In this study, natural Bulgarian zeolite was investigated for its effectiveness to remove ammonium from synthetic wastewater and to treat second cheese whey. Batch experiments were performed in both flasks and fixed-bed columns to examine the effect of various operating conditions on zeolite performance. The conclusions reached from this study are:

• Batch experiments revealed that zeolite granulometry had no significant effect on its ability to absorb ammonium, while maximum removal efficiency was achieved at ammonium concentrations ranging from 10 to 80 mg/L.
• The pseudo-second order model fitted the experimental data thus revealing that chemisorption is the mechanism for the adsorption process of ammonium on zeolite. The Freundlich isotherm model best fit the experimental data.
• Experiments in columns using synthetic wastewater with an initial NH₄⁺-N concentration of 200 mg/L revealed that for all granulometries tested, the zeolite was able to absorb almost all available NH₄⁺-N (over 99%) in the first 120 min. The same was not observed for initial concentrations of 5000 mg/L where only zeolite with grain sizes of 0.71–1.0 mm managed to remove over 99% NH₄⁺-N (99.9%) in 120 min.
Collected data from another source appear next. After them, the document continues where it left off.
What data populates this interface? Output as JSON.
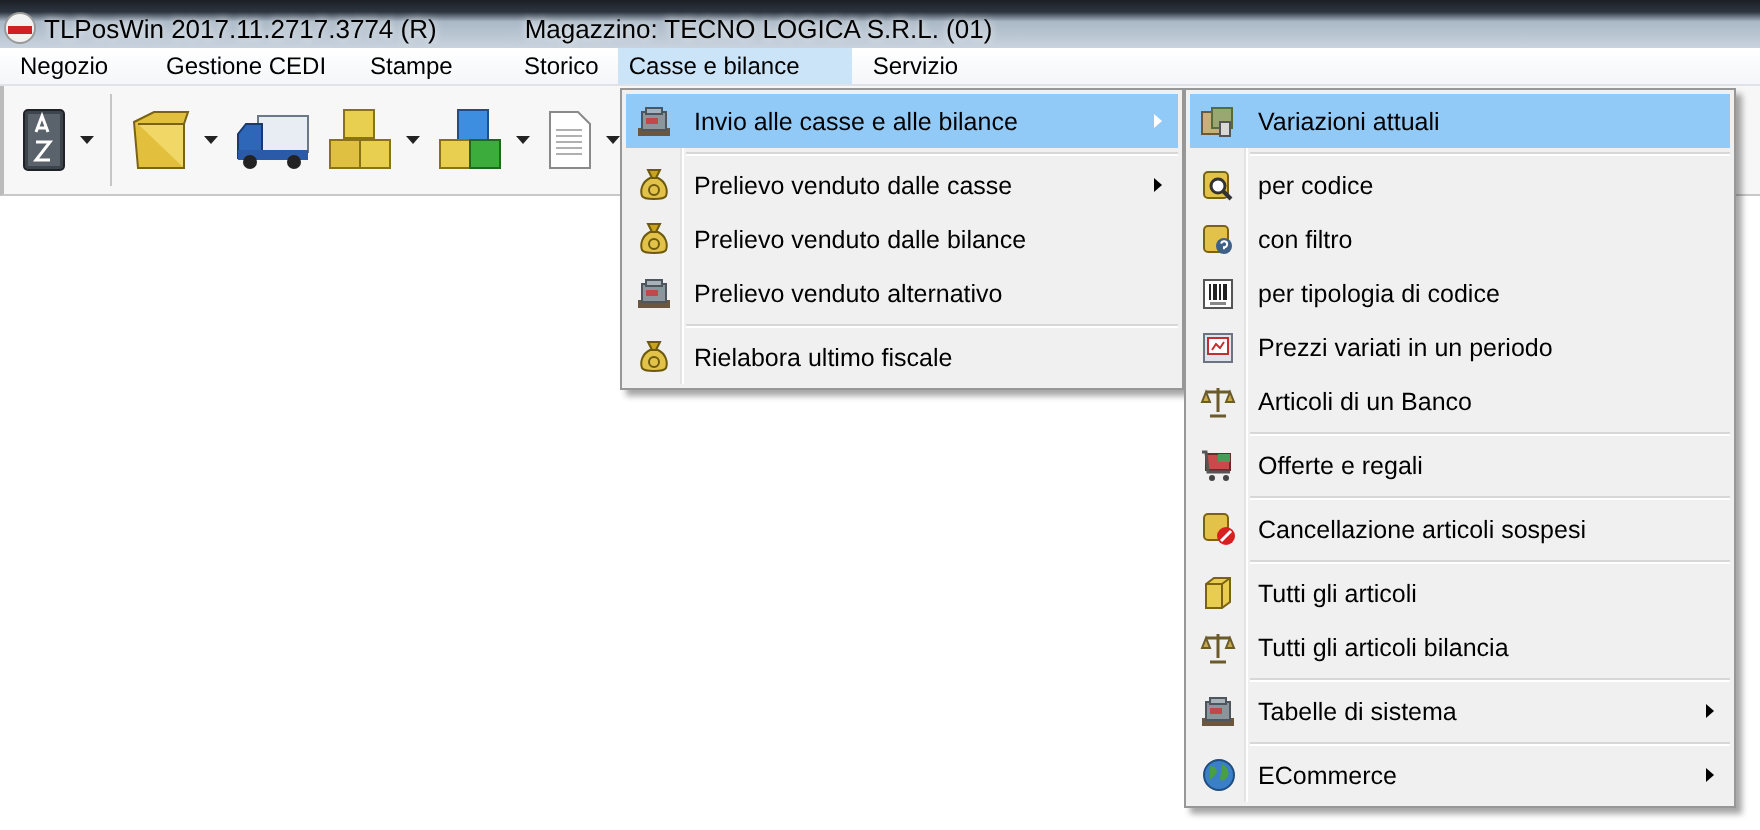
{
  "window": {
    "title": "TLPosWin 2017.11.2717.3774 (R)",
    "warehouse": "Magazzino: TECNO LOGICA S.R.L. (01)"
  },
  "menubar": [
    {
      "label": "Negozio",
      "selected": false
    },
    {
      "label": "Gestione CEDI",
      "selected": false
    },
    {
      "label": "Stampe",
      "selected": false
    },
    {
      "label": "Storico",
      "selected": false
    },
    {
      "label": "Casse e bilance",
      "selected": true
    },
    {
      "label": "Servizio",
      "selected": false
    }
  ],
  "toolbar": [
    {
      "kind": "button",
      "dropdown": true
    },
    {
      "kind": "separator"
    },
    {
      "kind": "button",
      "dropdown": true
    },
    {
      "kind": "button",
      "dropdown": false
    },
    {
      "kind": "button",
      "dropdown": true
    },
    {
      "kind": "button",
      "dropdown": true
    },
    {
      "kind": "button",
      "dropdown": true
    }
  ],
  "menu": [
    {
      "kind": "item",
      "label": "Invio alle casse e alle bilance",
      "selected": true,
      "submenu": true
    },
    {
      "kind": "separator"
    },
    {
      "kind": "item",
      "label": "Prelievo venduto dalle casse",
      "selected": false,
      "submenu": true
    },
    {
      "kind": "item",
      "label": "Prelievo venduto dalle bilance",
      "selected": false,
      "submenu": false
    },
    {
      "kind": "item",
      "label": "Prelievo venduto alternativo",
      "selected": false,
      "submenu": false
    },
    {
      "kind": "separator"
    },
    {
      "kind": "item",
      "label": "Rielabora ultimo fiscale",
      "selected": false,
      "submenu": false
    }
  ],
  "submenu": [
    {
      "kind": "item",
      "label": "Variazioni attuali",
      "selected": true,
      "submenu": false
    },
    {
      "kind": "separator"
    },
    {
      "kind": "item",
      "label": "per codice",
      "selected": false,
      "submenu": false
    },
    {
      "kind": "item",
      "label": "con filtro",
      "selected": false,
      "submenu": false
    },
    {
      "kind": "item",
      "label": "per tipologia di codice",
      "selected": false,
      "submenu": false
    },
    {
      "kind": "item",
      "label": "Prezzi variati in un periodo",
      "selected": false,
      "submenu": false
    },
    {
      "kind": "item",
      "label": "Articoli di un Banco",
      "selected": false,
      "submenu": false
    },
    {
      "kind": "separator"
    },
    {
      "kind": "item",
      "label": "Offerte e regali",
      "selected": false,
      "submenu": false
    },
    {
      "kind": "separator"
    },
    {
      "kind": "item",
      "label": "Cancellazione articoli sospesi",
      "selected": false,
      "submenu": false
    },
    {
      "kind": "separator"
    },
    {
      "kind": "item",
      "label": "Tutti gli articoli",
      "selected": false,
      "submenu": false
    },
    {
      "kind": "item",
      "label": "Tutti gli articoli bilancia",
      "selected": false,
      "submenu": false
    },
    {
      "kind": "separator"
    },
    {
      "kind": "item",
      "label": "Tabelle di sistema",
      "selected": false,
      "submenu": true
    },
    {
      "kind": "separator"
    },
    {
      "kind": "item",
      "label": "ECommerce",
      "selected": false,
      "submenu": true
    }
  ]
}
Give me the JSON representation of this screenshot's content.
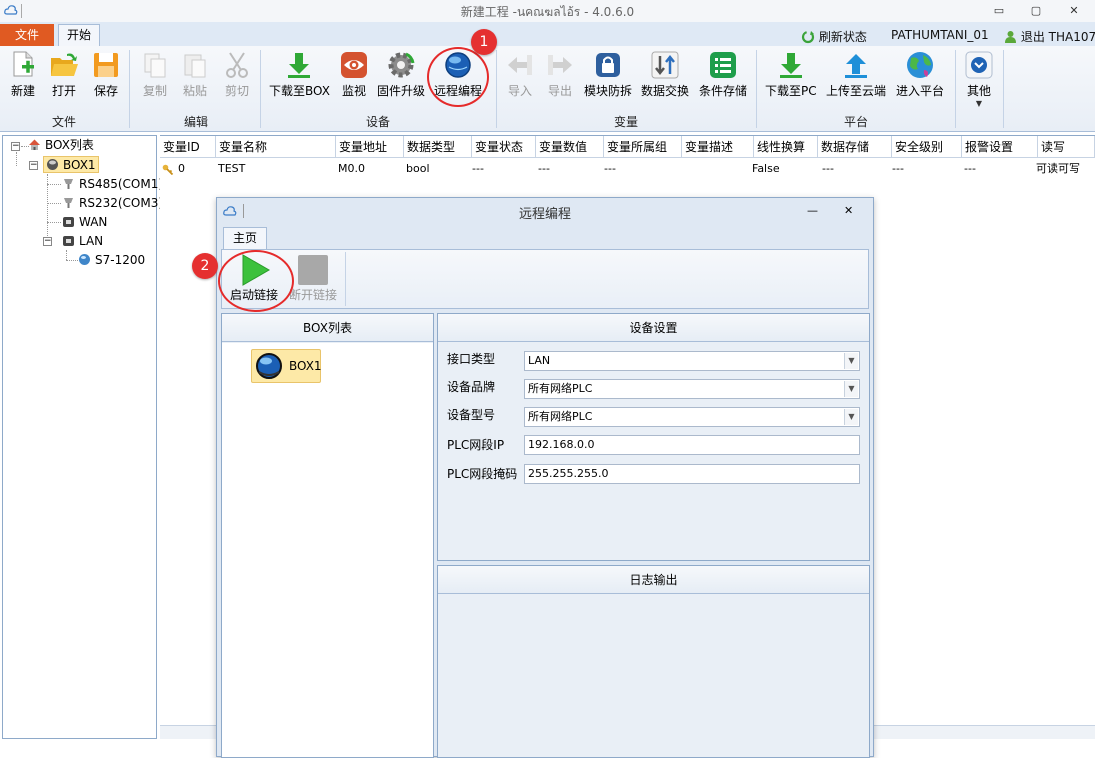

All other zeolite granulometries reached equilibrium much later (24 h, 96%–97% removal of NH₄⁺-N).
• Natural zeolite may be used as an alternative substrate for second cheese whey treatment, as significant removal of organic load (up to 40%, 14.53 mg COD/g of zeolite) and NH₄⁺-N (about 99%) can be achieved. Concerning PO₄³⁻-P, the zeolite appeared to saturate after day one of the experiments at a removal capacity of 0.15 mg P/g of zeolite. Desorption experiments with deionized water in batch and columns presented low desorption rates for NH₄⁺-N and PO₄³⁻-P, thus indicating that this zeolite could be used as substrate for slow nitrogen release in soils.
• Prolonged use of zeolite in SCW treatment (after three days) led to the formation of biomass by increasing the percentage of organic load removal.